Availability of the intervention in Finland: VIG –instructor training is targeted at education, social and healthcare professionals. The training is organized by the Foundation for the Rehabilitation of Children and Young People, which is a sub-organization of the Mannerheim League for Child Welfare. The Foundation provides training also for the trainers and work supervisors. Video Interaction Guidance was originally developed in Netherlands but in Finland, the Foundation for the Rehabilitation of Children and Young People of the Mannerheim League for Child Welfare has been responsible for its development. The Foundation co-operates with a British organization, the AVIG, regarding training, certification and method co-operation in order to ensure fidelity. The intervention is used in the fields of education and social and healthcare. There is no exact information for the regional availability of the intervention in Finland.

Research- and evidence-based efficacy of the intervention:

Two international RCT-studies on the use of VIG in families with premature babies have been conducted. In their RCT, Hoffenkamp et al. (2015) found an increase sensitivity and decrease in withdrawal among the participants in the intervention group (n=75) compared to the control group (n=75). In addition, sensitivity and co-operation between the parent and child was found to increase in the intervention group (n=31) compared to the control group (n=31) in another RCT (Barlow ym. 2016). There is modest evidence of effectiveness for the intervention in terms of stronger interaction between babies and parents in the VIG intervention group, as compared to control group who received treatment as usual. There is no peer reviewed study on VIG in Finland.
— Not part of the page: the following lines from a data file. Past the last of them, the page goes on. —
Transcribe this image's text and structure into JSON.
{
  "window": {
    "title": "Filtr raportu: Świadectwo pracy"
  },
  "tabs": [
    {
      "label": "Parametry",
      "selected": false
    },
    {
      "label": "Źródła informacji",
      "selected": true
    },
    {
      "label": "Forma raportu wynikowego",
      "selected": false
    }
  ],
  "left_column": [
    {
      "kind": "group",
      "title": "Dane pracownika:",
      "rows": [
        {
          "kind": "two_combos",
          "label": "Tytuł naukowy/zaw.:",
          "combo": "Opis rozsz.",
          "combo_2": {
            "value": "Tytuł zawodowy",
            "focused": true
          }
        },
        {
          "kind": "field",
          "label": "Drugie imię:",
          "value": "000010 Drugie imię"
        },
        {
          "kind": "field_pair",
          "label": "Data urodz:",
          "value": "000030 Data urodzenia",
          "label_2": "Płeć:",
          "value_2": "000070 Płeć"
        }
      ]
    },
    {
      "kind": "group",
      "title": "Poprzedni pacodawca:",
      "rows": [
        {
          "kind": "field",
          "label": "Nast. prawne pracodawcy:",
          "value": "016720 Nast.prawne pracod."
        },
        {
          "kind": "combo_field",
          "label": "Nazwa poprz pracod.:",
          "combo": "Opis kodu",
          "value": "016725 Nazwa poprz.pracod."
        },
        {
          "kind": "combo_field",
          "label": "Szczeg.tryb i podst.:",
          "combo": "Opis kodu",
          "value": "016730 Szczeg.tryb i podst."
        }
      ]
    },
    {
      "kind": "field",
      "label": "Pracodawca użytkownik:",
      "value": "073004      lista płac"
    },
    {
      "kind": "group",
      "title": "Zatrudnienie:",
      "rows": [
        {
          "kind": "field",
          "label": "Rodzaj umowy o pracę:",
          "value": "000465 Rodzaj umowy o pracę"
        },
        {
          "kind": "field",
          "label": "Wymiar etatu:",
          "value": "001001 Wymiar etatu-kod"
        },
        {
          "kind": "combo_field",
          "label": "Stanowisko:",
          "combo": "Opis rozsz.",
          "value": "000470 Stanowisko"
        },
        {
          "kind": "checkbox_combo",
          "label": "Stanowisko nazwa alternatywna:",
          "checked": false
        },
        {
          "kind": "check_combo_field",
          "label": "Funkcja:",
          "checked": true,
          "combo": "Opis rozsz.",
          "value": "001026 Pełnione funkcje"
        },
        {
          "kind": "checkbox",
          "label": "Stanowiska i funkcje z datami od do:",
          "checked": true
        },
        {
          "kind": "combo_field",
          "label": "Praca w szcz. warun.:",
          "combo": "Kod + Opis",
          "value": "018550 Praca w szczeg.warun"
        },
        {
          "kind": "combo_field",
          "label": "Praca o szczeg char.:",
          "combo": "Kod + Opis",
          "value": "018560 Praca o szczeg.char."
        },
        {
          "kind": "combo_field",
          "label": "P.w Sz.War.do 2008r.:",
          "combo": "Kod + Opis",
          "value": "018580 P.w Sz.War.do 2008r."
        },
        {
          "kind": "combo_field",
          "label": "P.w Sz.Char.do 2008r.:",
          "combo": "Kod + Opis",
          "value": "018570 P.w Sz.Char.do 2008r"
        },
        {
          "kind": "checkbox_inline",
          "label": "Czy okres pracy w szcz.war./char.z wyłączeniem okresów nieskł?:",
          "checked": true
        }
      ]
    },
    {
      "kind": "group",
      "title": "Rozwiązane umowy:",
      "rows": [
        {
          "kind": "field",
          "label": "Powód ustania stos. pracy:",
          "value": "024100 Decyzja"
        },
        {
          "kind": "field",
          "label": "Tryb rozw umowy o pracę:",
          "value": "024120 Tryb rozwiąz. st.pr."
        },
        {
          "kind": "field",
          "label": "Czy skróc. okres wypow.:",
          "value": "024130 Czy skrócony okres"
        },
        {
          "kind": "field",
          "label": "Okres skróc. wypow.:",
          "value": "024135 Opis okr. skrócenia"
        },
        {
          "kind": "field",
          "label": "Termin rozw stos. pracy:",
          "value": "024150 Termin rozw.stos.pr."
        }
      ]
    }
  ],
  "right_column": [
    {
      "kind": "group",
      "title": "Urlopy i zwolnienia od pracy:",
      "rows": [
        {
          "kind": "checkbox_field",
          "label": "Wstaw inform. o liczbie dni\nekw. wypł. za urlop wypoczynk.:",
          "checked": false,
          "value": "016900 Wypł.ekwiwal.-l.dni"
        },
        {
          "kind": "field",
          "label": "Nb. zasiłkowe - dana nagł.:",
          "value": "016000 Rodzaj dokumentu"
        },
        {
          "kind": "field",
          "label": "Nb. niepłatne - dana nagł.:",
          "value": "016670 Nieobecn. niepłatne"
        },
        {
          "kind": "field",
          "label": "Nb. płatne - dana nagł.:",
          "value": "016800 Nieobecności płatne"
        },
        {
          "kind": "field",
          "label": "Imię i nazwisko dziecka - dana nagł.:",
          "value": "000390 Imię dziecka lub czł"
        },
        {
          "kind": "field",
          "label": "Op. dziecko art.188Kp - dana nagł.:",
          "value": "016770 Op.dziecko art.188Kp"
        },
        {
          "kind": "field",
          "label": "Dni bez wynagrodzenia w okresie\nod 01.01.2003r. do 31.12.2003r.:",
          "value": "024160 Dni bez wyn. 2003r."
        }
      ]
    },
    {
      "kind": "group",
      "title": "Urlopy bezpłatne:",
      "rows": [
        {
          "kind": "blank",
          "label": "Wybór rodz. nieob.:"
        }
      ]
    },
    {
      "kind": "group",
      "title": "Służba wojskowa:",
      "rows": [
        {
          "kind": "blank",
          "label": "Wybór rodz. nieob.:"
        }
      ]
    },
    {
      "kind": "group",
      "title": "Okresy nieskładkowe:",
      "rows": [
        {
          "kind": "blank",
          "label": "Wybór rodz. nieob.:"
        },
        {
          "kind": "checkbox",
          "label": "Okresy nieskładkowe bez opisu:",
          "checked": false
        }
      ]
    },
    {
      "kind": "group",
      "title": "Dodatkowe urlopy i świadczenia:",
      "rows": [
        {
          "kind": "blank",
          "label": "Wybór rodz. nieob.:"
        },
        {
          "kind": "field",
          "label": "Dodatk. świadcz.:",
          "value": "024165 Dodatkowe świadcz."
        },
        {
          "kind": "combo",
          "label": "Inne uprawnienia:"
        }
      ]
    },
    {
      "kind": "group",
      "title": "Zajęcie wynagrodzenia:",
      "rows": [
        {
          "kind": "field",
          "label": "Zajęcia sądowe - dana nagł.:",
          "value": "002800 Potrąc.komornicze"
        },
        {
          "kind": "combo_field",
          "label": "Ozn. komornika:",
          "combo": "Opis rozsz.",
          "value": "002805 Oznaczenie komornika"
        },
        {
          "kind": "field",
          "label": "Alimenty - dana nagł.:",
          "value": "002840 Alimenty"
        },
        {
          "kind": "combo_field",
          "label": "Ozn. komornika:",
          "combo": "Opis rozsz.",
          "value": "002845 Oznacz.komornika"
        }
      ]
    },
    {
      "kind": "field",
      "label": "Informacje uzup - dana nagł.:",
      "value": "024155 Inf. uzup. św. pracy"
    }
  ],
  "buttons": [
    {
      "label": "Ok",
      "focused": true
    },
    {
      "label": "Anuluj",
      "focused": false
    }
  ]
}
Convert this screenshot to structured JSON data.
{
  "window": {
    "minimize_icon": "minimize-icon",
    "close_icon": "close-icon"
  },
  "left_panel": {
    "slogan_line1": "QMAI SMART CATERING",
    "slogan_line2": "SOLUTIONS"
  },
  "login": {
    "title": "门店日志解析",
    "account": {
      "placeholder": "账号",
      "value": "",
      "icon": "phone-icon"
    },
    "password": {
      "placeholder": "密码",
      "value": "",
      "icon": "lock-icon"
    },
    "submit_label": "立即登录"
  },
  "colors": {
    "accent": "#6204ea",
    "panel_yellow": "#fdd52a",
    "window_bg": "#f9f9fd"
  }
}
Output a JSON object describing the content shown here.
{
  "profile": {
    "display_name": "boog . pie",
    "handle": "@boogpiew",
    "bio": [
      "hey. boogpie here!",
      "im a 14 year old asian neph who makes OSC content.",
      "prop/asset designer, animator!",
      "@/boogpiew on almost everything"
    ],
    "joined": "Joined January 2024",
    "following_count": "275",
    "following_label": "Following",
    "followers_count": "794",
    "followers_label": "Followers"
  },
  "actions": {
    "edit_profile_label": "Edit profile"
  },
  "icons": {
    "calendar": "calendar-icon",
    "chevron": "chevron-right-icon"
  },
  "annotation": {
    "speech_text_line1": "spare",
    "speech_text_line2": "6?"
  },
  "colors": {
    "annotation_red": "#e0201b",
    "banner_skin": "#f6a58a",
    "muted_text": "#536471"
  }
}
  • Barlow, J., Sembi, S. & Underdown A. (2016). Pilot RCT of the use of video interactive guidance with preterm babies. Journal of Reproductive and Infant Psychology, 34, 511–524.
  • Feuerstein, R. & Feuerstein, S. (1991). Mediated learning experience: a theoretical review, teoksessa Feuerstein, R. Klein P. & Tannenbaum, A. (toim) Mediated learning experience (MLE): Theoretical, Psychosocial and Learning Implications, 3–51. London: Freund.
  • Hoffenkamp, H. N., Tooten, A., Hall, R. A. S., Braeken, J., Eliëns, M. P. J., Vingerhoets, A. J. J. M. & van Bakel, H. J. A. (2015). Effectiveness of hospital-based video interaction guidance on parental interactive behavior, bonding, and stress after preterm birth: A randomized controlled trial. Journal of Consulting and Clinical Psychology, 83, 416–429.
  • Trevarthen, C. (1979). Communication and cooperation in early infancy: A description of primary intersubjectivity. Teoksessa M.M. Bullowa (toim.): Before speech. Cambridge University Press, New York, 321–347.